GDS also gives support and help. This is the design patterns hackpad. It is an incredible resource to anyone designing digital services.
Working in the open.
Over 1,200 members contributing to design patterns.
An example of how we have used this approach to make better services. The E-Visa Waiver was a service which meant to make it easier for people to come to the UK.
But people were making errors on the form and getting stopped at the airport. This was damaging our reputation and costing the UK £3,000 for each lost visitor.
We carried out extensive user research – in UK and in Kuwait and UAE
Why were users were making mistakes on the form? Things like their name.
Our research showed us that arabic names do not fit western formats.
So we changed the way we ask people to give us the information.
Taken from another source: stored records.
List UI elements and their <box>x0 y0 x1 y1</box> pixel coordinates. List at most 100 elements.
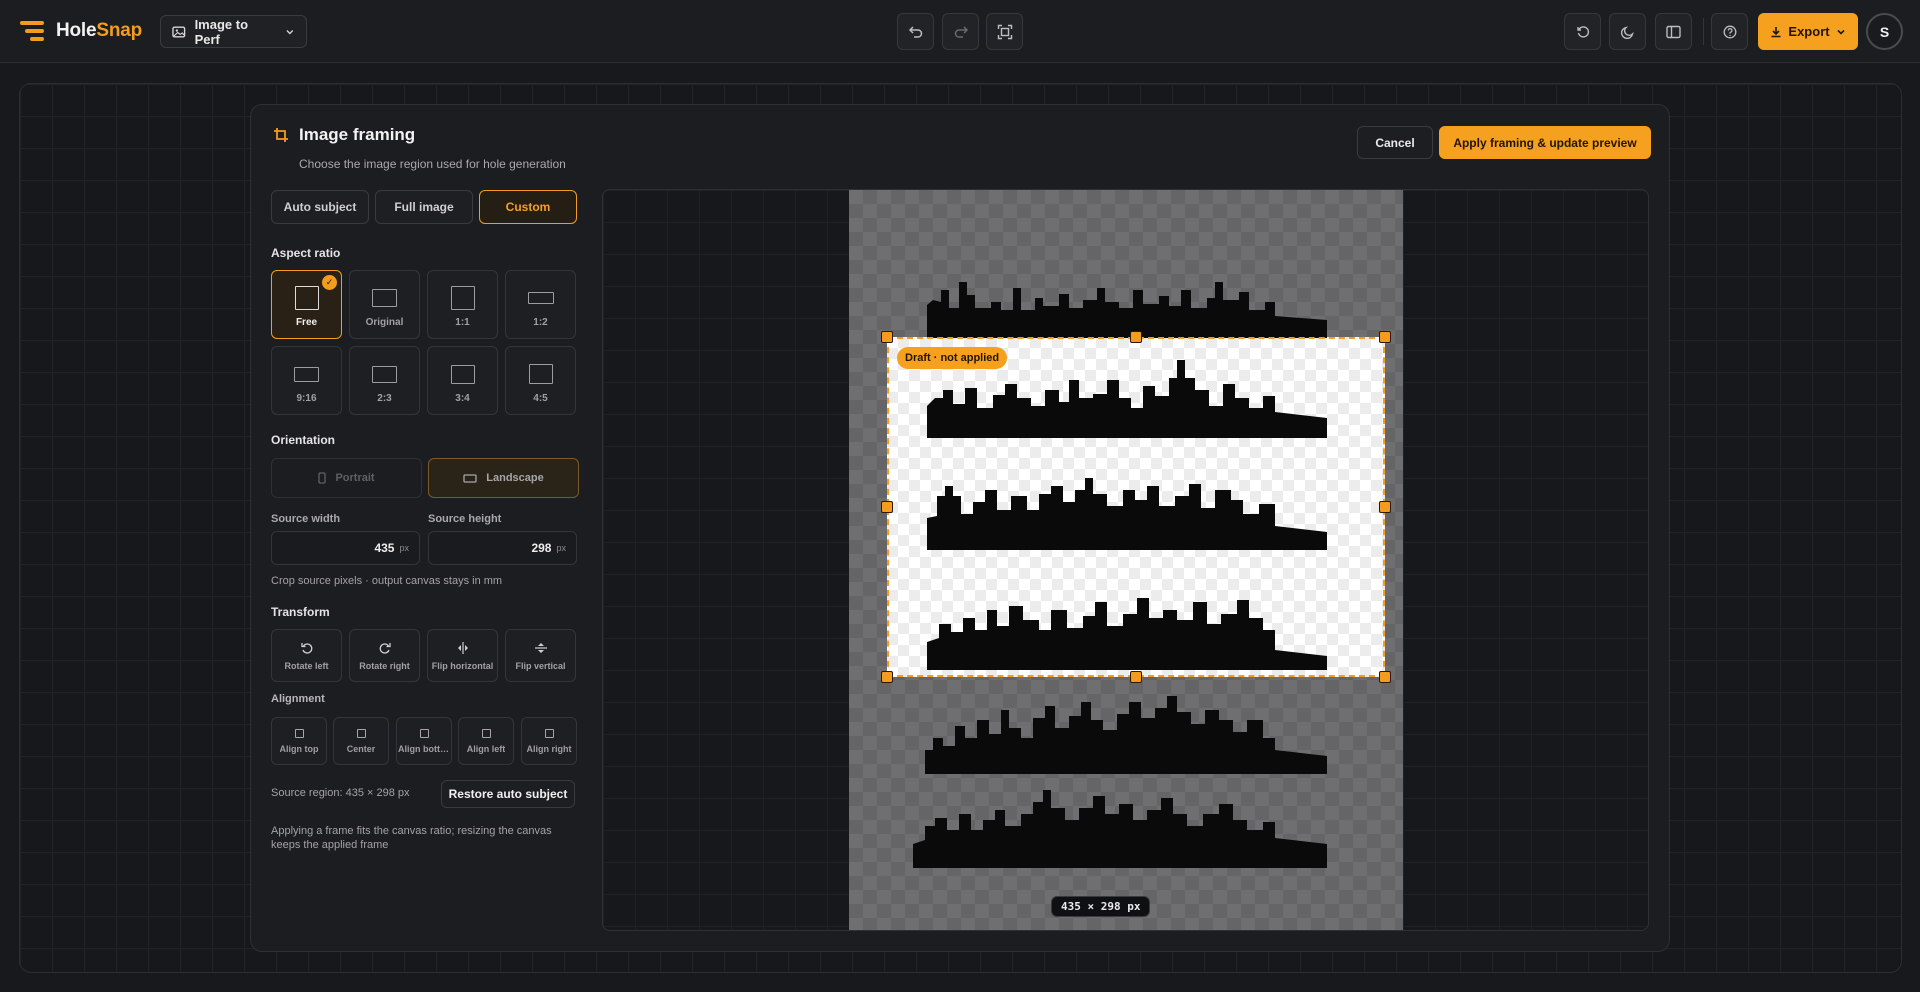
frame-icon <box>997 24 1012 39</box>
orientation-heading: Orientation <box>271 433 336 447</box>
resize-handle-top-right[interactable] <box>1379 331 1391 343</box>
flip-horizontal-label: Flip horizontal <box>431 660 494 671</box>
ratio-label: 1:1 <box>455 317 470 328</box>
ratio-label: Free <box>295 317 318 328</box>
orientation-portrait-button[interactable]: Portrait <box>271 458 422 498</box>
align-top-button[interactable]: Align top <box>271 717 327 765</box>
ratio-4-5[interactable]: 4:5 <box>505 346 576 415</box>
align-left-button[interactable]: Align left <box>458 717 514 765</box>
mode-selector[interactable]: Image to Perf <box>160 15 307 48</box>
landscape-icon <box>463 473 477 483</box>
app-logo[interactable]: HoleSnap <box>20 19 142 43</box>
chevron-down-icon <box>286 29 294 34</box>
ratio-free[interactable]: ✓ Free <box>271 270 342 339</box>
dialog-subtitle: Choose the image region used for hole ge… <box>299 157 566 171</box>
ratio-shape-icon <box>527 292 554 304</box>
apply-framing-button[interactable]: Apply framing & update preview <box>1439 126 1651 159</box>
align-right-button[interactable]: Align right <box>521 717 577 765</box>
align-top-icon <box>294 728 304 738</box>
ratio-9-16[interactable]: 9:16 <box>271 346 342 415</box>
ratio-shape-icon <box>450 364 475 384</box>
ratio-1-1[interactable]: 1:1 <box>427 270 498 339</box>
restore-auto-subject-button[interactable]: Restore auto subject <box>441 780 575 808</box>
chevron-down-icon <box>1837 29 1845 35</box>
ratio-2-3[interactable]: 2:3 <box>349 346 420 415</box>
source-height-value: 298 <box>531 541 552 555</box>
ratio-label: 3:4 <box>455 393 470 404</box>
resize-handle-bottom[interactable] <box>1130 671 1142 683</box>
user-avatar[interactable]: S <box>1866 13 1903 50</box>
reset-button[interactable] <box>1564 13 1601 50</box>
resize-handle-bottom-left[interactable] <box>881 671 893 683</box>
flip-horizontal-button[interactable]: Flip horizontal <box>427 629 498 682</box>
resize-handle-top[interactable] <box>1130 331 1142 343</box>
ratio-label: 1:2 <box>533 317 548 328</box>
toggle-sidebar-button[interactable] <box>1655 13 1692 50</box>
reset-icon <box>1576 25 1589 38</box>
source-width-input[interactable]: 435 px <box>271 531 420 565</box>
help-button[interactable] <box>1711 13 1748 50</box>
source-height-label: Source height <box>428 513 502 525</box>
flip-vertical-icon <box>534 642 547 653</box>
align-bottom-button[interactable]: Align bottom <box>396 717 452 765</box>
align-right-label: Align right <box>526 743 572 754</box>
portrait-icon <box>318 472 327 484</box>
source-height-input[interactable]: 298 px <box>428 531 577 565</box>
toolbar-divider <box>1703 18 1704 45</box>
ratio-3-4[interactable]: 3:4 <box>427 346 498 415</box>
ratio-shape-icon <box>450 286 475 310</box>
draft-status-badge: Draft · not applied <box>897 347 1008 369</box>
export-label: Export <box>1788 24 1830 39</box>
rotate-left-button[interactable]: Rotate left <box>271 629 342 682</box>
tab-full-image[interactable]: Full image <box>375 190 473 224</box>
resize-handle-top-left[interactable] <box>881 331 893 343</box>
ratio-shape-icon <box>528 364 553 384</box>
top-bar: HoleSnap Image to Perf Export S <box>0 0 1920 63</box>
redo-icon <box>954 25 968 38</box>
alignment-heading: Alignment <box>271 693 325 705</box>
rotate-left-label: Rotate left <box>284 660 329 671</box>
framing-preview[interactable]: Draft · not applied <box>602 189 1649 931</box>
theme-toggle-button[interactable] <box>1609 13 1646 50</box>
orientation-landscape-button[interactable]: Landscape <box>428 458 579 498</box>
undo-button[interactable] <box>897 13 934 50</box>
resize-handle-bottom-right[interactable] <box>1379 671 1391 683</box>
logo-mark-icon <box>20 19 46 43</box>
align-right-icon <box>544 728 554 738</box>
redo-button[interactable] <box>942 13 979 50</box>
cancel-button[interactable]: Cancel <box>1357 126 1433 159</box>
fit-view-button[interactable] <box>986 13 1023 50</box>
undo-icon <box>908 25 922 38</box>
align-center-button[interactable]: Center <box>333 717 389 765</box>
ratio-1-2[interactable]: 1:2 <box>505 270 576 339</box>
tab-custom[interactable]: Custom <box>479 190 577 224</box>
tab-auto-subject[interactable]: Auto subject <box>271 190 369 224</box>
ratio-shape-icon <box>294 286 319 310</box>
source-height-unit: px <box>556 543 566 553</box>
ratio-label: 9:16 <box>296 393 317 404</box>
flip-horizontal-icon <box>457 641 468 654</box>
crop-frame[interactable] <box>887 337 1385 677</box>
rotate-right-button[interactable]: Rotate right <box>349 629 420 682</box>
export-button[interactable]: Export <box>1758 13 1858 50</box>
resize-handle-right[interactable] <box>1379 501 1391 513</box>
moon-icon <box>1620 25 1634 39</box>
align-bottom-label: Align bottom <box>398 743 450 754</box>
portrait-label: Portrait <box>335 472 375 484</box>
ratio-shape-icon <box>294 366 319 382</box>
align-left-icon <box>481 728 491 738</box>
crop-size-badge: 435 × 298 px <box>1051 896 1151 917</box>
ratio-original[interactable]: Original <box>349 270 420 339</box>
transform-heading: Transform <box>271 605 330 619</box>
align-bottom-icon <box>419 728 429 738</box>
flip-vertical-button[interactable]: Flip vertical <box>505 629 576 682</box>
source-width-value: 435 <box>374 541 395 555</box>
app-name: HoleSnap <box>56 20 143 41</box>
ratio-shape-icon <box>372 365 397 383</box>
rotate-left-icon <box>300 642 312 654</box>
source-region-text: Source region: 435 × 298 px <box>271 787 410 799</box>
ratio-label: 4:5 <box>533 393 548 404</box>
avatar-initial: S <box>1879 23 1890 40</box>
align-center-label: Center <box>346 743 376 754</box>
resize-handle-left[interactable] <box>881 501 893 513</box>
And case workers can check names against what they see in the passport.
It means they make less mistakes.
Which is better for everyone.
Objective was to replace a paper service. There were 41 pages of guidance notes and 4 pages of form to fill out.
Great new idea to allow people to take their own photos and make applications online.
We did lots and lots of usability testing.
Thought really carefully about the design – gave step by step instructions.
But we got this wrong too. Although we had done lots of usability testing but we’d started access needs too late.
Access needs fall into 4 areas - we also must consider a 5th: People with facial disfigurements.
We found that what seemed completely reasonable for most people – became an impossible blocker for someone who is blind.
They often have closed eyes.
Or if you are in a wheelchair.
People with facial disfigurements cannot use the service.
Imagine telling someone the way they look is not approved?
When this is what they look like.
So we made changes to make it work for everyone.
It’s a privilege to be working on services that affect so many people.
And we are proud to say we are leaving our mark on millions of people.